Erneut 2,75 Prozent Dividende beschlossen

Steigende Nachfrage nach günstigem VR MitgliederStrom

Der dezentrale Charakter der Erneuerbaren Energien (EE) bietet jedem Bürger die Möglichkeit, einen aktiven Beitrag zum Umbau der Energieversorgung zu leisten: entweder durch den Bau von eigenen Anlagen oder durch eine Beteiligung an Gemeinschaftsprojekten. Energiegenossenschaften erfreuen sich hierbei als Organisationsform weiterhin großer Beliebtheit, denn sie bieten vielfältige Handlungs- und Gestaltungsmöglichkeiten – auch wenn gesetzliche Einschränkungen und politische Unsicherheiten die Neugründungen stark gebremst haben.

Diese politischen Korrekturen haben in den letzten Jahren dazu geführt, dass Betreiber von EE-Anlagen sich stärker marktwirtschaftlich behaupten müssen. Darauf hat auch die VR EnergieGenossenschaft Oberbayern Südost reagiert und ihr Geschäftsmodell auf die geänderten politischen und rechtlichen Rahmenbedingungen ausgerichtet.

Einstieg in die Erneuerbaren Energien und Förderung der regionalen Wertschöpfung – mit diesen Zielen ist die VR EnergieGenossenschaft Oberbayern Südost eG vor sieben Jahren in den Landkreisen Berchtesgadener Land und Traunstein angetreten. Bis Ende 2016 haben sich an der Genossenschaft 499 Bürgerinnen und Bürger, Firmen und Kommunen mit Geschäftsguthaben in Höhe von 4,3 Millionen Euro beteiligt.

(v. l.)Die Vorstände der VR EnergieGenossenschaft Albert Pästötter und Jürgen Hubel, die Aufsichtsräte Hubert Kriegs, Josef Dandl und Kai Stengle sowie Geschäftsführer Nobert Zollhauser.

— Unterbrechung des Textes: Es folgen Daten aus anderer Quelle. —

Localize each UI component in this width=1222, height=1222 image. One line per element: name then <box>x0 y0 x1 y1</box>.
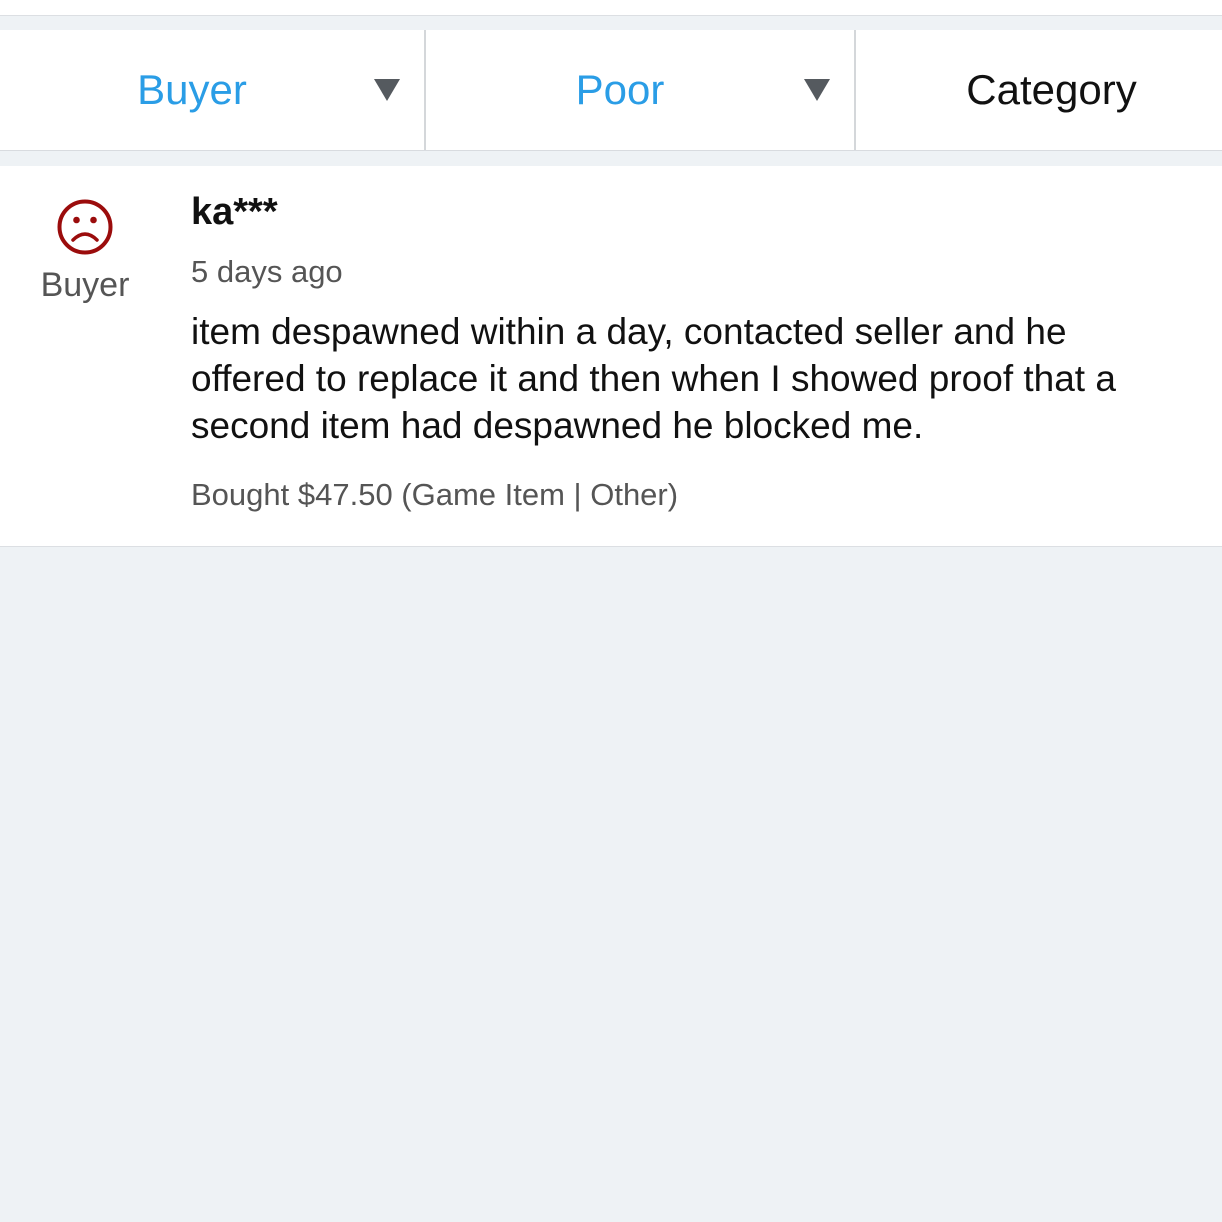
role-filter-label: Buyer <box>137 66 247 113</box>
review-text-line: second item had despawned he blocked me. <box>191 405 924 446</box>
review-timestamp: 5 days ago <box>191 254 343 289</box>
rating-filter-label: Poor <box>575 66 665 113</box>
sad-face-icon <box>57 199 113 255</box>
reviewer-username: ka*** <box>191 191 278 233</box>
review-text-line: offered to replace it and then when I sh… <box>191 358 1116 399</box>
category-filter[interactable]: Category <box>856 30 1222 150</box>
caret-down-icon <box>374 79 400 101</box>
role-filter-dropdown[interactable]: Buyer <box>0 30 426 150</box>
category-filter-label: Category <box>966 66 1137 113</box>
reviewer-role: Buyer <box>40 266 130 304</box>
review-card: Buyer ka*** 5 days ago item despawned wi… <box>0 166 1222 547</box>
top-strip <box>0 0 1222 16</box>
review-text: item despawned within a day, contacted s… <box>191 308 1222 449</box>
filter-bar: Buyer Poor Category <box>0 30 1222 151</box>
review-text-line: item despawned within a day, contacted s… <box>191 311 1067 352</box>
caret-down-icon <box>804 79 830 101</box>
review-content: ka*** 5 days ago item despawned within a… <box>191 190 1222 515</box>
rating-filter-dropdown[interactable]: Poor <box>426 30 856 150</box>
purchase-info: Bought $47.50 (Game Item | Other) <box>191 477 679 512</box>
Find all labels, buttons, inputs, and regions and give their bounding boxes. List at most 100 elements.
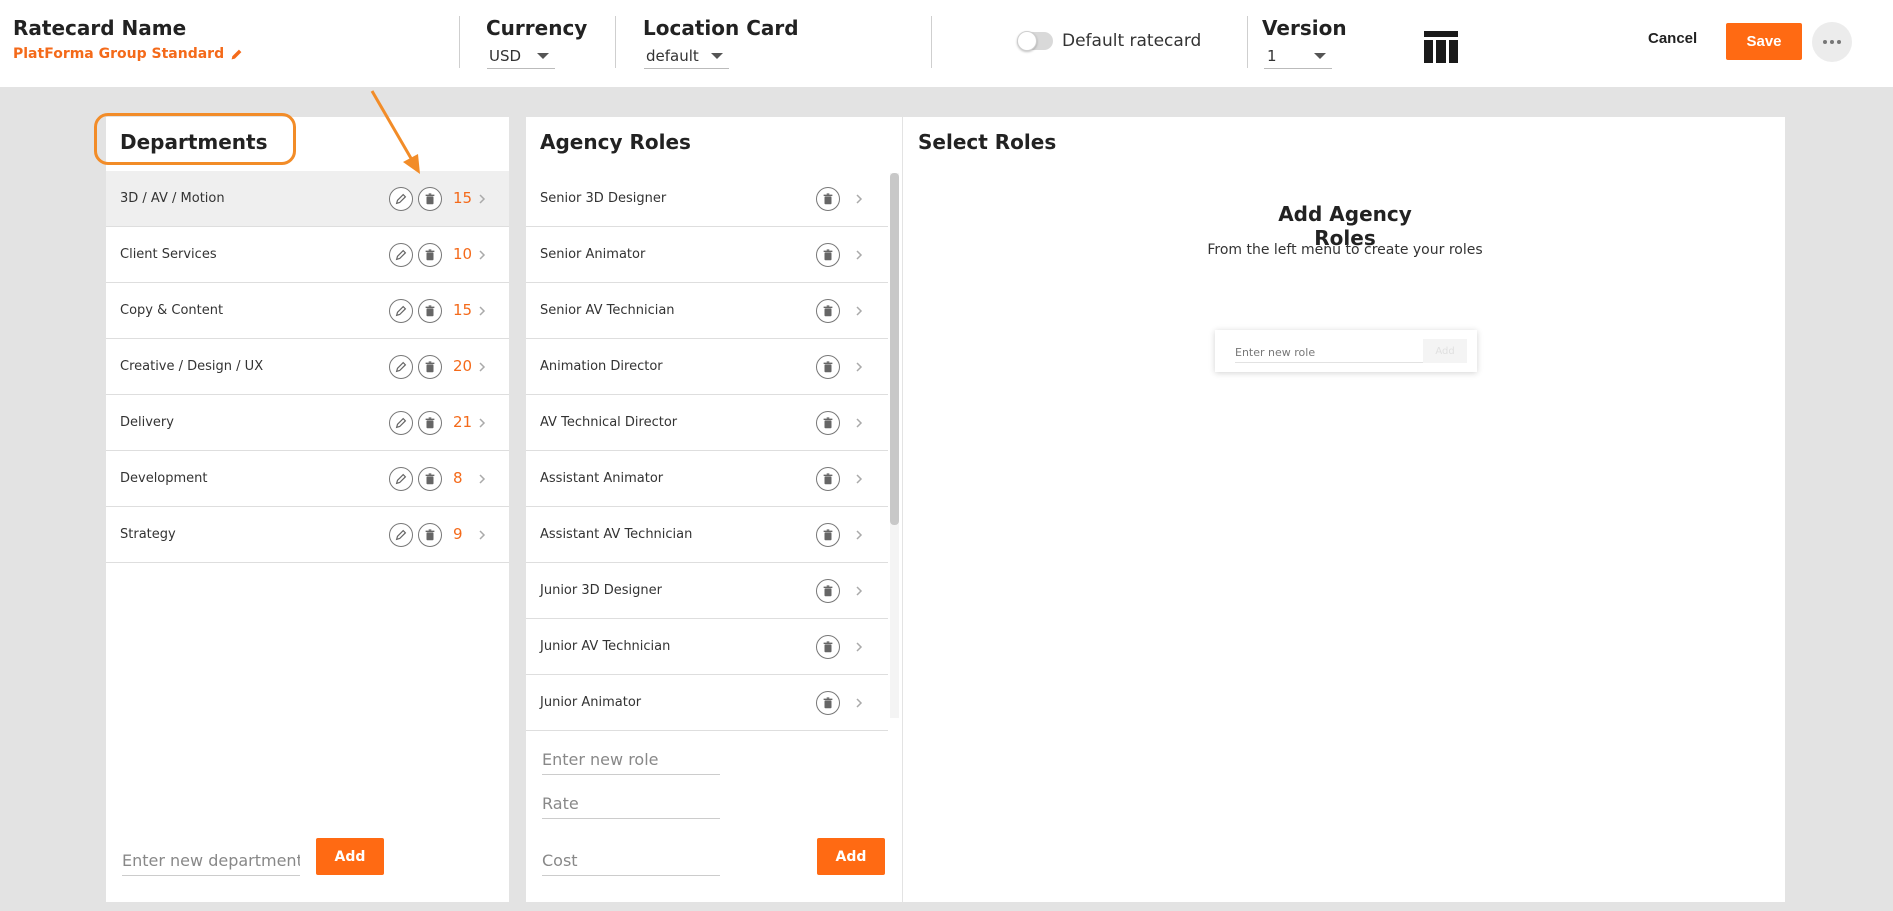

Die Mitglieder waren Mitte Juni zur 7. Generalversammlung nach Bad Reichenhall eingeladen, um über die aktuelle Geschäftslage zu beraten und die notwendigen Beschlüsse für das abgelaufene Geschäftsjahr 2016 zu fassen. Knapp 80 Mitglieder konnte der Aufsichtsratsvorsitzende Hubert Kriegs zu der Veranstaltung begrüßen.

 

Bis Ende 2016 konnten insgesamt 28 Photovoltaikanlagen sowie drei Freiflächenanlagen im Gegenwert von 13 Millionen Euro in unserer Region realisiert werden. Mit einer installierten Leistung von 7.641 kWp kann die Genossenschaft damit rechnerisch Strom für mehr als 2.200 Haushalte produzieren. Diese Botschaften konnten die Vorstände der Genossenschaft, Jürgen Hubel und Albert Pastötter, den anwesenden Mitgliedern überbringen.

Der Vorstandsvorsitzende Jürgen Hubel stellte den Jahresabschluss für das Geschäftsjahr 2016 vor. Die Bilanzsumme betrug 9,8 Millionen Euro. Der Jahresüberschuss vor Steuer konnte trotz mäßigem Sonnenjahr mit 261.828 Euro nahezu konstant gehalten werden. Den Mitgliedern wurde neben der Stärkung der Eigenkapitalausstattung durch eine ausgewogene Rücklagendotierung eine Dividende von 2,75 Prozent vorgeschlagen. Der Prüfungsverband bescheinigte der Genossenschaft geordnete Rechtsverhältnisse sowie eine gute Vermögens- und Finanzlage.

Im weiteren Verlauf erhielten die Mitglieder von Geschäftsführer Norbert Zollhauser einen Überblick über die zuletzt realisierten und bereits angebahnten Projekte. Außerdem berichtete er über die Entwicklung des seit 2016 eingeführten eigenen Stromtarifs, den VR MitgliederStrom, der sich aufgrund der starken Preiserhöhungen der Stromanbieter steigender Beliebtheit erfreut.

Bevor die Versammlung der Tagesordnung folgend über die Verwendung des Bilanzgewinns abstimmte, dankte Hubert Kriegs der Geschäftsführung für deren Leistung und Engagement im Berichtsjahr. Die Versammlung sprach sich für die vom Aufsichtsrat und Vorstand vorgeschlagene Dividende von 2,75 Prozent aus. Der Rest des Überschusses soll in die Rücklagen der Genossenschaft eingestellt werden. Im Anschluss entlasteten die Mitglieder Vorstand und Aufsichtsrat einstimmig.

Mit interessanten Gesprächen rund um das Thema „Erneuerbare Energien“ klang die Veranstaltung bei einem gemeinsamen Imbiss aus.